The analyses resulting from dynamic exercise protocols are in consonance with that seen during isometric contractions. Accordingly, the RMS values obtained in both muscles were consistently greater in the 80 % BFR condition throughout all sets of exercise. As for the set-by-set comparisons, we obtained no differences in RMS between conditions for the RF at the end of the 1st set of exercise. Conversely, in the 80 % BFR condition, the VM reported a significant increase in RMS values at this specific time point. This means that the threshold for enhancing muscle activation with vascular restriction was attained at the end of 30 repetitions performed with 80 % BFR for the VM, but not for the RF muscle (independently of BFR relative intensity). To our knowledge, only one previous study has investigated changes in EMG activity across different BFR pressures using the same external load (Yasuda et al. 2008). While focusing on the upper-limb response to BFR exercise, the authors found that muscle EMG activity was more strongly potentiated by high levels of external compression (147 mmHg). Importantly, in another study using low-intensity BFR exercise, Yasuda et al. (2006) reported that vascular restriction enhanced the EMG integrated activity of the triceps brachii muscle; however this was only seen after the end of the 2nd set.
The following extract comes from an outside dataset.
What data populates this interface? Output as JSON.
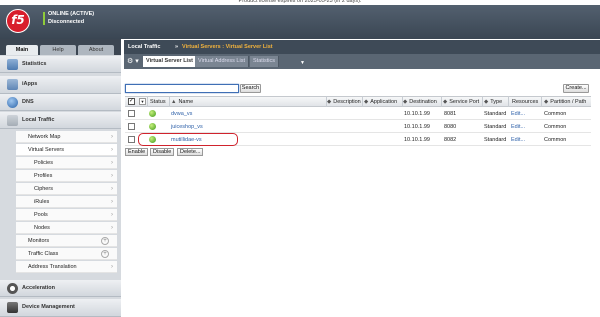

Taken together, these data substantiate that relative BFR pressure represents a proven way to fine-tune the acute impact of BFR resistance training on acute neuromuscular activation.

Conclusion

Based on our findings, we conclude that, for a given volume and intensity of exercise, the magnitude of neuromuscular activation, as well as fatigue, varies as a function of BFR relative pressure. Accordingly, within the context of resistance training, BFR should not be prescribed using standardized values of absolute pressure. Ultimately, as the relationship between absolute and relative values of BFR pressure is not the same among different persons, this approach might shift the dose–response towards the domain of pure unpredictability. For this reason, we believe that engagement in BFR training programs should invariably be preceded by the quantification of resting vascular occlusion pressure.

Limitations

Women were not included in the present study and this represents an important limitation to our findings. Future research, using a mixed-sex population, is needed to overcome this limitation and strengthen the interpretation of these results. Nevertheless, it is important to note that adipose tissue distribution follows a sexually dimorphic pattern and that this may induce significant decreases in surface EMG signal amplitude; thus affecting data analyses (Kuiken et al. 2003).